Reunidos virtualmente pela primeira vez para debater os desafios do Brasil, potenciais candidatos ao Palácio do Planalto fizeram neste sábado, dia 17, duras críticas ao presidente Jair Bolsonaro e à conduta do governo federal na gestão da pandemia e em áreas sensíveis ao desenvolvimento do País, como meio ambiente, relações exteriores e educação. O ex-ministro da Fazenda Ciro Gomes (PDT), os governadores João Doria (PSDB-SP) e Eduardo Leite (PSDB-RS), e o ex-prefeito Fernando Haddad (PT) e o apresentador de TV Luciano Huck participaram do painel de encerramento da sétima edição da Brazil Conference at Harvard & MIT, evento organizado pela comunidade de estudantes brasileiros de Boston (EUA), em parceria com o Estadão. Quase sempre unidos em críticas ácidas ao presidente da República, eles também falaram em “convergência” num projeto de País e para derrotar Bolsonaro na eleição de 2022. 
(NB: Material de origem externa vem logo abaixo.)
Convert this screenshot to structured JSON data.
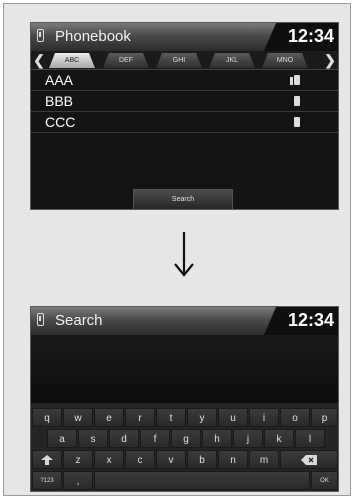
{
  "phonebook_screen": {
    "title": "Phonebook",
    "clock": "12:34",
    "tabs": [
      "ABC",
      "DEF",
      "GHI",
      "JKL",
      "MNO"
    ],
    "active_tab": "ABC",
    "contacts": [
      {
        "name": "AAA",
        "icon": "multiple-phones-icon"
      },
      {
        "name": "BBB",
        "icon": "phone-icon"
      },
      {
        "name": "CCC",
        "icon": "phone-icon"
      }
    ],
    "search_button": "Search"
  },
  "transition_icon": "down-arrow-icon",
  "search_screen": {
    "title": "Search",
    "clock": "12:34",
    "keyboard": {
      "row1": [
        "q",
        "w",
        "e",
        "r",
        "t",
        "y",
        "u",
        "i",
        "o",
        "p"
      ],
      "row2": [
        "a",
        "s",
        "d",
        "f",
        "g",
        "h",
        "j",
        "k",
        "l"
      ],
      "row3": [
        "z",
        "x",
        "c",
        "v",
        "b",
        "n",
        "m"
      ],
      "shift_icon": "shift-arrow-icon",
      "backspace_icon": "backspace-icon",
      "numbers_key": "?123",
      "comma_key": ",",
      "ok_key": "OK"
    }
  },
  "colors": {
    "screen_bg": "#141414",
    "frame_bg": "#e6e6e6",
    "active_tab": "#d9d9d9"
  }
}
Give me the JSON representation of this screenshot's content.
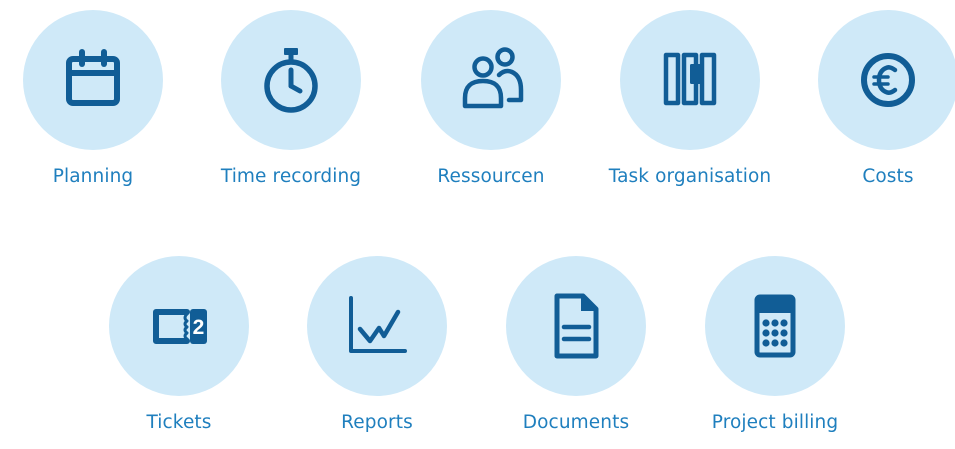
{
  "accent_color": "#1f7fbe",
  "icon_color": "#115d96",
  "circle_color": "#cfe9f8",
  "features": [
    {
      "label": "Planning",
      "icon": "calendar-icon"
    },
    {
      "label": "Time recording",
      "icon": "stopwatch-icon"
    },
    {
      "label": "Ressourcen",
      "icon": "people-icon"
    },
    {
      "label": "Task organisation",
      "icon": "kanban-icon"
    },
    {
      "label": "Costs",
      "icon": "euro-icon"
    },
    {
      "label": "Tickets",
      "icon": "ticket-icon"
    },
    {
      "label": "Reports",
      "icon": "line-chart-icon"
    },
    {
      "label": "Documents",
      "icon": "document-icon"
    },
    {
      "label": "Project billing",
      "icon": "calculator-icon"
    }
  ]
}
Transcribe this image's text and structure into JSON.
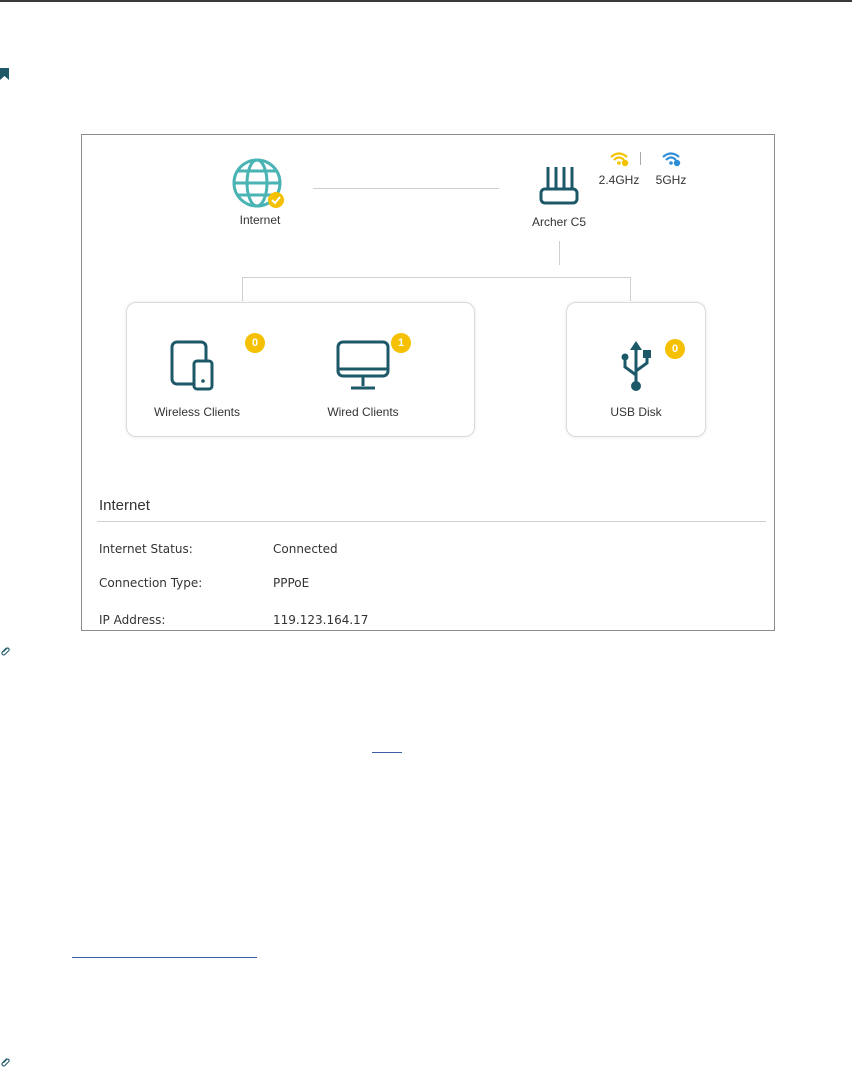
{
  "topology": {
    "internet_label": "Internet",
    "router_label": "Archer C5",
    "band_24_label": "2.4GHz",
    "band_5_label": "5GHz",
    "wireless_clients_label": "Wireless Clients",
    "wireless_clients_count": "0",
    "wired_clients_label": "Wired Clients",
    "wired_clients_count": "1",
    "usb_label": "USB Disk",
    "usb_count": "0"
  },
  "info": {
    "title": "Internet",
    "rows": [
      {
        "key": "Internet Status:",
        "value": "Connected"
      },
      {
        "key": "Connection Type:",
        "value": "PPPoE"
      },
      {
        "key": "IP Address:",
        "value": "119.123.164.17"
      }
    ]
  },
  "colors": {
    "accent_teal": "#4ab3b4",
    "icon_dark": "#1d5868",
    "badge_yellow": "#f5c000",
    "wifi_24_yellow": "#f3c300",
    "wifi_5_blue": "#2f8fd6",
    "link_blue": "#3a5fa8"
  }
}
Todos destacaram que é preciso “curar as feridas provocadas pela polarização política”. Em clima de cordialidade, os cinco possíveis candidatos ao Planalto listaram uma série de características do governo Bolsonaro consideradas antidemocráticas, como o enfrentamento às decisões do Judiciário e às tentativas de interferir nas polícias militares estaduais. 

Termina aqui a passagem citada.